Caitlin threw a party called the “Apple Cider All-Nighter,” an evening which started out with some serious cider pressing, and then went on well into the night with food, a bonfire, music, and a little bit of whiskey.
Here’s her story:
Can you describe the “ Apple Cider All Nighter ” for us?
As a way to celebrate the end of the farming season at Blue Rock Farm we started the Apple Cider All Nighter tradition. Apples are one of the last fruits you can harvest before the winter begins. It’s kind of the last time in the year you can throw a party outside, with a bonfire, food, music. Blue Rock Farm was always looking for opportunities to throw a party. So much of the work we did was alone out in the fields. Having celebrations throughout the season was a way to share the farm with our friends and community…share the fruits of the harvest! Apple Cider All Nighter was a way to draw people out too. A lot of people were attracted to the novelty and nostalgia for an old-fashioned cider-press party. We always had an abundance of apples to press too.
What time of year did it take place?
I think we pressed cider for two or three falls in a row. In the Northeast, we usually pressed in mid-October. It’s one of the last fruit harvests of the year. By October we are well into apple season, and a lot of the ones left on the tree are not the prettiest ones to pick. We would do a couple picks throughout the season. The first ones we would take to market and put in the CSA. The second pickings were for cider. So they could be ugly, mushy, buggy, cracked, overripe, underripe… anything can go into the apple cider!
What first gave you the idea to put this event together?
Well, our friends up the road had this old, but functioning, cider press that they weren’t really using. We were at a cookout at their house during the summer and saw it in their garage. We got to thinking, we should ask if we can borrow it and have a big apple cider-pressing party! Before this moment I had never pressed apples in my life, but I was drawn to the romanticism and old-timey American nostalgia of it.
How many people participated?
We could get up to 50 people coming out! We encouraged everyone to bring their own jugs and mason jars to fill up. We always had way more than we could ever drink.
What kinds of other activities were involved (besides pressing apples)?
Well we would have a potluck dinner, and people would bring dishes to share with each other. One year a friend who is a chef catered the entire event on the spot with vegetables he harvested right from the fields. It was amazing! He made some pretty good appetizers with sauerkraut and mustard greens, if I recall correctly.
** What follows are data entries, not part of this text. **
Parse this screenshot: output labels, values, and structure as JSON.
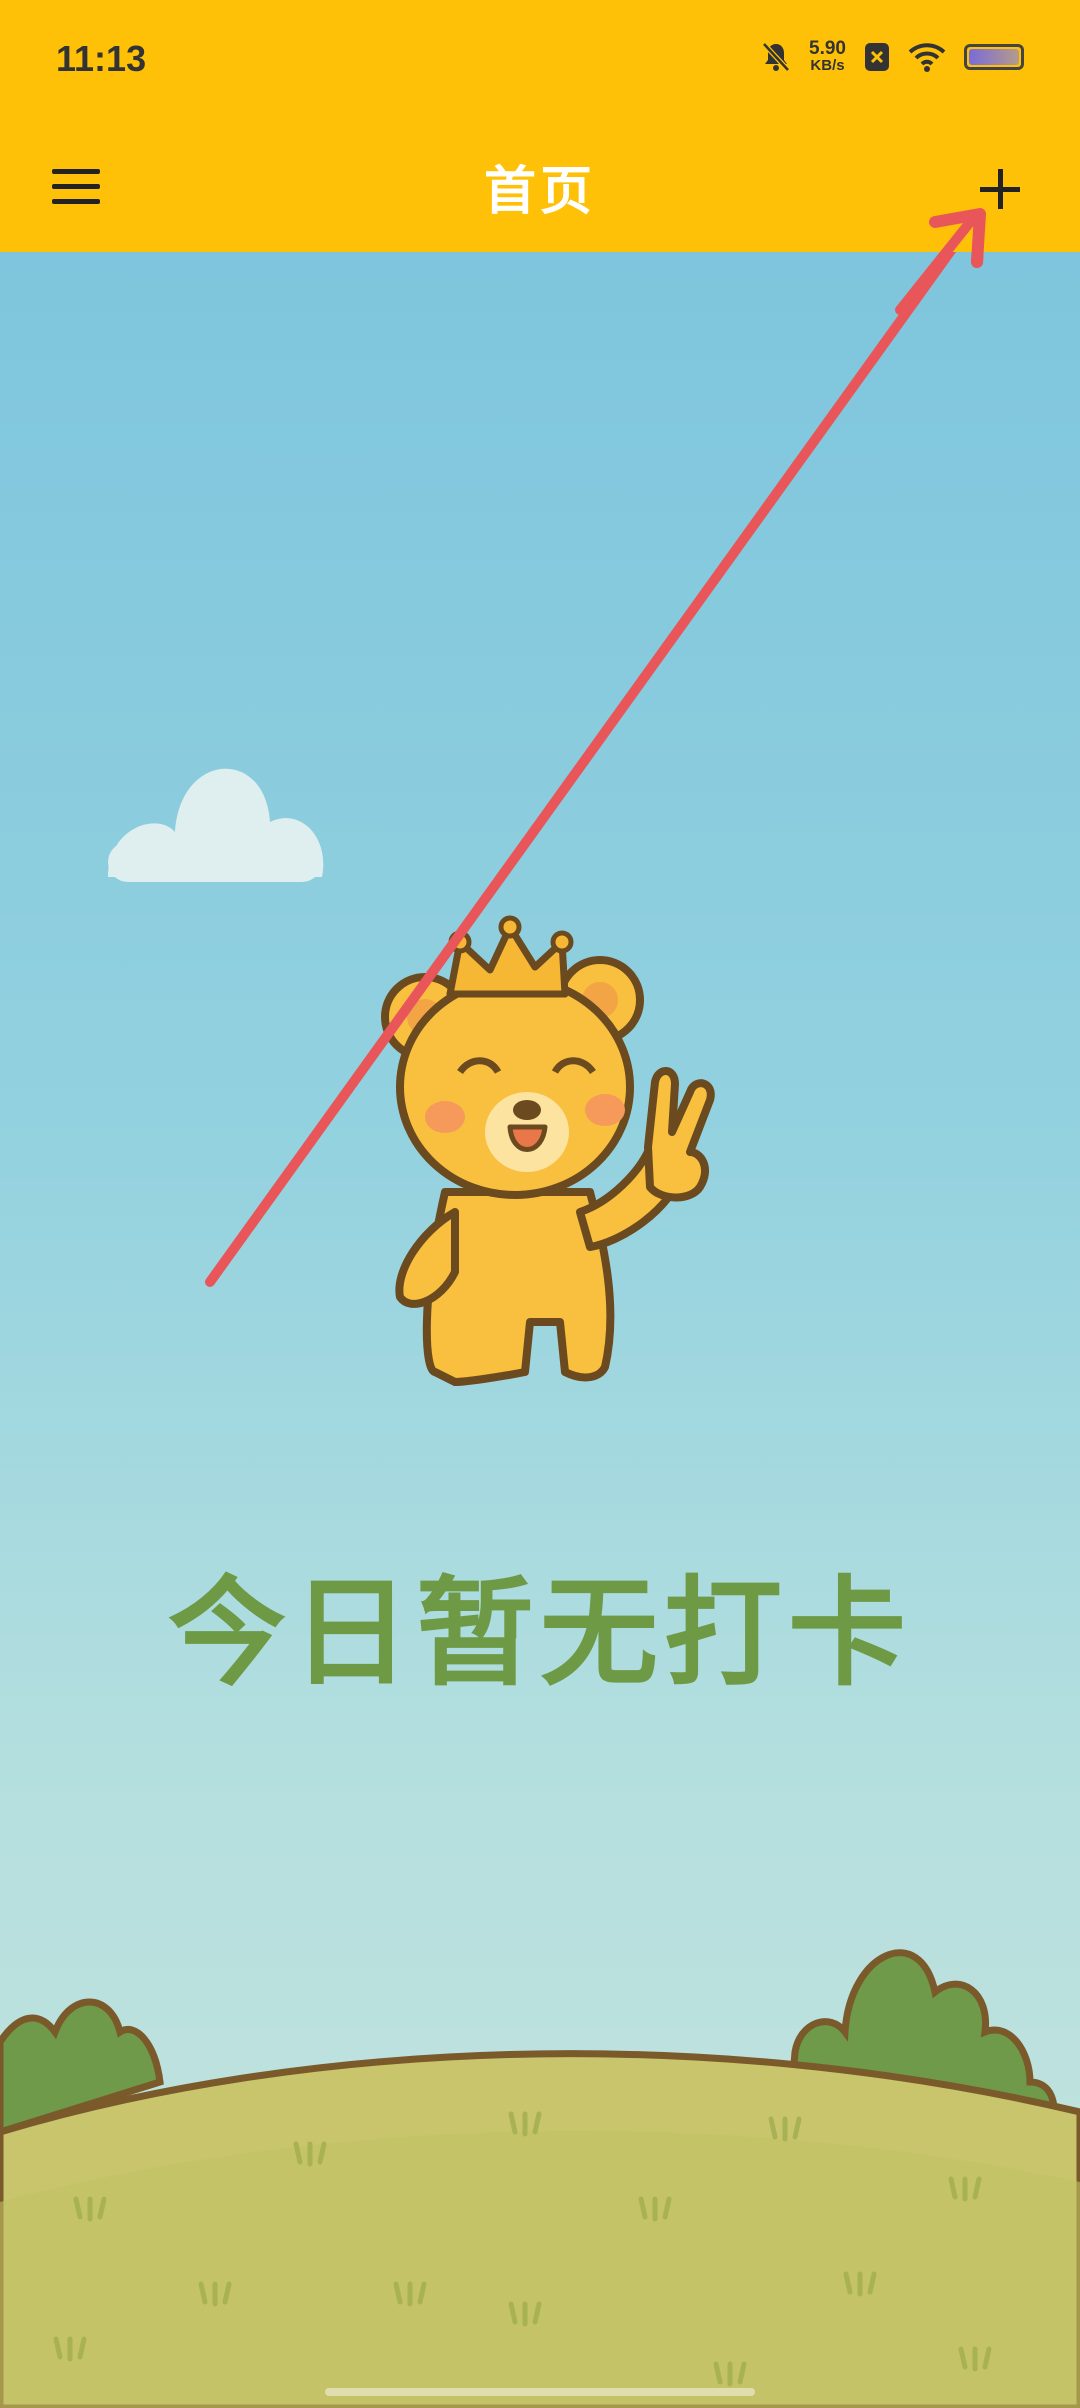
{
  "status_bar": {
    "time": "11:13",
    "net_speed_value": "5.90",
    "net_speed_unit": "KB/s"
  },
  "app_bar": {
    "title": "首页",
    "menu_icon": "hamburger-menu-icon",
    "add_icon": "plus-icon"
  },
  "main": {
    "empty_state_text": "今日暂无打卡",
    "illustration": "bear-with-crown-waving"
  },
  "colors": {
    "app_bar": "#FFC107",
    "empty_text": "#6e9a46",
    "arrow": "#e9565a"
  }
}
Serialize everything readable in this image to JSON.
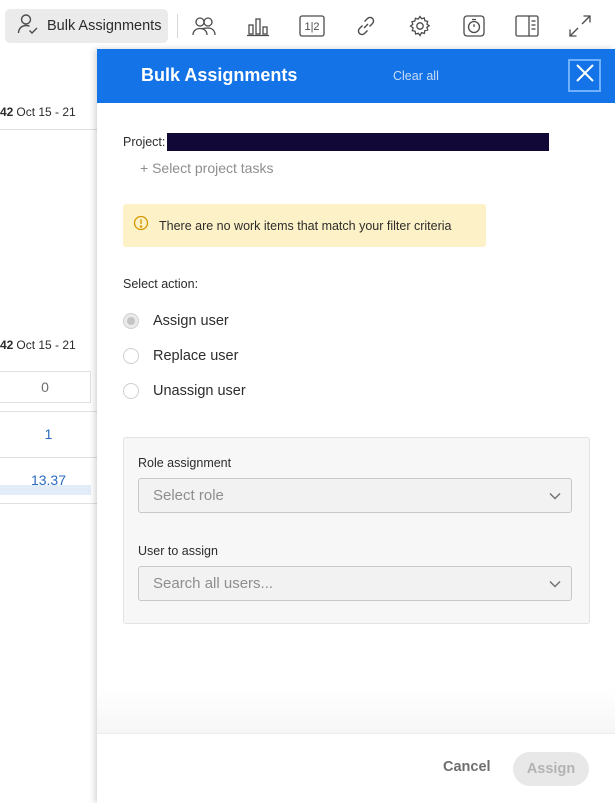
{
  "toolbar": {
    "bulk_assignments_label": "Bulk Assignments",
    "icons": [
      "user-check-icon",
      "team-icon",
      "bar-chart-icon",
      "page-split-icon",
      "link-icon",
      "gear-icon",
      "timer-icon",
      "side-panel-icon",
      "expand-icon"
    ],
    "page_split_text": "1|2"
  },
  "background": {
    "header_1": {
      "bold": "42",
      "text": "Oct 15 - 21"
    },
    "header_2": {
      "bold": "42",
      "text": "Oct 15 - 21"
    },
    "cells": [
      "0",
      "1",
      "13.37"
    ]
  },
  "panel": {
    "title": "Bulk Assignments",
    "clear_all": "Clear all",
    "close_icon": "close-icon",
    "project_label": "Project:",
    "select_tasks": "+ Select project tasks",
    "warning_text": "There are no work items that match your filter criteria",
    "action_label": "Select action:",
    "actions": [
      {
        "label": "Assign user",
        "checked": true
      },
      {
        "label": "Replace user",
        "checked": false
      },
      {
        "label": "Unassign user",
        "checked": false
      }
    ],
    "role_label": "Role assignment",
    "role_placeholder": "Select role",
    "user_label": "User to assign",
    "user_placeholder": "Search all users...",
    "cancel": "Cancel",
    "assign": "Assign"
  },
  "colors": {
    "header_blue": "#1473e6",
    "warning_bg": "#fdf2c7",
    "link_blue": "#2b6cbf"
  }
}
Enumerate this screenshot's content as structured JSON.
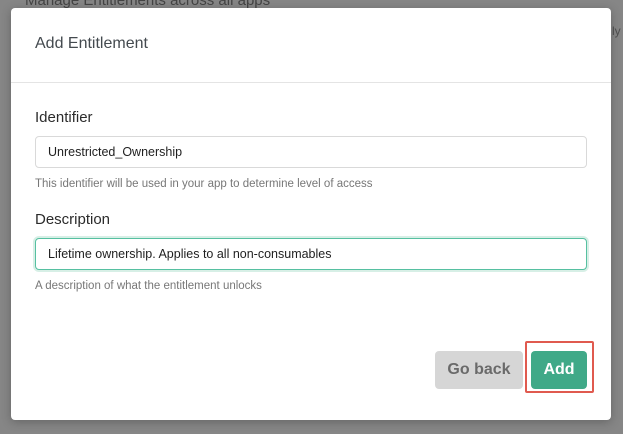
{
  "background": {
    "page_header_text": "Manage Entitlements across all apps",
    "right_edge_text": "ly"
  },
  "modal": {
    "title": "Add Entitlement",
    "identifier": {
      "label": "Identifier",
      "value": "Unrestricted_Ownership",
      "hint": "This identifier will be used in your app to determine level of access"
    },
    "description": {
      "label": "Description",
      "value": "Lifetime ownership. Applies to all non-consumables",
      "hint": "A description of what the entitlement unlocks"
    },
    "buttons": {
      "back_label": "Go back",
      "add_label": "Add"
    }
  },
  "colors": {
    "accent": "#40a988",
    "focus_border": "#56c0a1",
    "highlight": "#e05a4f",
    "secondary_button": "#d6d6d6"
  }
}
When it started to get dark, we would light up the bonfire, start adding whiskey to the cider, bring out some musical instruments. Sometimes we would dance.
Can you describe the process, step-by-step for us?
There is a hopper at the top of the press with grinding gears below. Our press was hooked up to electricity—it had a small motor that powered the fly wheel/grinder—but I imagine in the past people would crank it by hand. The apples would get ground up into a mush that fell below into slotted open-ended barrels. When the barrels are full, they’re moved beneath a screw that presses a wooden disk into the apple pulp and squeezes the cider out.
How much cider did you produce?
I’d say 100-plus gallons
Always! We would drink it till we couldn’t stand it anymore and then freeze the rest. We tried to ferment some of it but that didn’t go very well. It would eventually turn into apple cider vinegar.
Were there any moments that stand out?
I just think it was a great time for friends and family to get together in the fall. We were always a mixed group from little kids to teenagers, twenty-somethings, our parents and grandparents. Sometimes we would go out into the field across the road and stargaze. One year there was a special alignment of three planets in a triangular shape. Then we went out to see it and as we were waiting for it to get dark a meteor flashed above the field and everyone saw it together.
So if you find yourself buried in apples this year, fear not! There are ways to keep them from going to waste. If cider-pressing isn’t possible for you, try throwing an applesauce party! Love baking pies? Share your skills with friends and let everyone take their creations home with them.
There are so many great things you can do with apples. What are some of your favorites?